From early education to corporate environments, we reward:
• correct answers
• predictable outcomes
• low-risk decisions
• compliance with structure
And we penalize:
• mistakes
• uncertainty
• unconventional thinking
• failure
Over time, people learn something subtle but powerful:
It’s safer to be right than to be original.
What Research Shows About Creativity
Creativity requires something most systems discourage:
the willingness to be wrong.
Research in innovation and learning shows:
• Creative thinking involves trial and error
• Novel ideas often emerge from failed attempts
• Psychological safety increases idea generation and experimentation
• Fear of failure reduces cognitive flexibility
In other words:
You cannot separate creativity from risk.
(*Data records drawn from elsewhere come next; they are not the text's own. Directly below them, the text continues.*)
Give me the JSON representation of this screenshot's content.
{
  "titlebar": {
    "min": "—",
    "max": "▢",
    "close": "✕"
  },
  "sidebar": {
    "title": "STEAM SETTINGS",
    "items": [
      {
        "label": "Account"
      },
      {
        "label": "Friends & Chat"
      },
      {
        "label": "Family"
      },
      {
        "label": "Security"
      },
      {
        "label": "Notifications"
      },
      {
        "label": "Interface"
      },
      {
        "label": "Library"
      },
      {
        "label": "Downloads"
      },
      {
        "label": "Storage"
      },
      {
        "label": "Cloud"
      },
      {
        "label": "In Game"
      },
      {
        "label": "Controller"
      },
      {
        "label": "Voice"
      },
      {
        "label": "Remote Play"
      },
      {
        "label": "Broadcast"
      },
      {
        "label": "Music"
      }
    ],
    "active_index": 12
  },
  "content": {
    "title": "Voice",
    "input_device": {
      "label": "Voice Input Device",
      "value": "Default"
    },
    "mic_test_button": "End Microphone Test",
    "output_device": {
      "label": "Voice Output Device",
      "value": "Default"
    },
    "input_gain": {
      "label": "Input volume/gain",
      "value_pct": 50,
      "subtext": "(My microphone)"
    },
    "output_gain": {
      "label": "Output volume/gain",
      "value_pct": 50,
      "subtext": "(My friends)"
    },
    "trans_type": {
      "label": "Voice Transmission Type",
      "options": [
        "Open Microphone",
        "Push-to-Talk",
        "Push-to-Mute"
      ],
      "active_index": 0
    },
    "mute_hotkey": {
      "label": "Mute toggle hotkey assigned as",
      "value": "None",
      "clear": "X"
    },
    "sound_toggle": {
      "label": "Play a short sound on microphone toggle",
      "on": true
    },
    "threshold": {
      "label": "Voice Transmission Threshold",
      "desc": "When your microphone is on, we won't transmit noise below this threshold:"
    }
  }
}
How Systems Quietly Kill Original Thinking
This is not intentional.
It’s structural.
Schools and organizations optimize for:
• standardization
• efficiency
• measurable outcomes
But creativity is:
• non-linear
• messy
• hard to measure
• often misunderstood at first
So people adapt.
They:
• stop asking bold questions
• avoid sharing unfinished ideas
• filter their thinking
• aim for “acceptable” instead of “original”
The Leadership Implication
In today’s environment — especially with AI automating routine thinking — originality is becoming more valuable, not less.
Yet many organizations still create conditions where:
• people hesitate to speak up
• experimentation feels risky
• failure is quietly punished
Leaders who want innovation must do something different.
They must:
• normalize being wrong
• reward experimentation
• create psychological safety
• separate learning from judgment
Coaching Insight: Rebuilding Creative Confidence
In executive coaching, one of the most common patterns is this:
Highly capable leaders become overly cautious.
Not because they lack ideas.
But because they’ve been conditioned to:
avoid being wrong.
The breakthrough comes when they shift from:
• needing certainty → embracing exploration
• protecting reputation → enabling learning
• controlling outcomes → encouraging experimentation
Originality Requires Courage
Original ideas rarely arrive fully formed.
They often:
• sound incomplete
• challenge assumptions
• create discomfort
• carry uncertainty
That’s why originality is not just a skill.
It’s a courage decision.
Final Thought
If being wrong is not allowed,
originality cannot exist.
If mistakes are punished,
experimentation disappears.
If everything must be predictable,
nothing new will emerge.
To create something original, you must first be willing to say:
“This might not work — but let’s try.”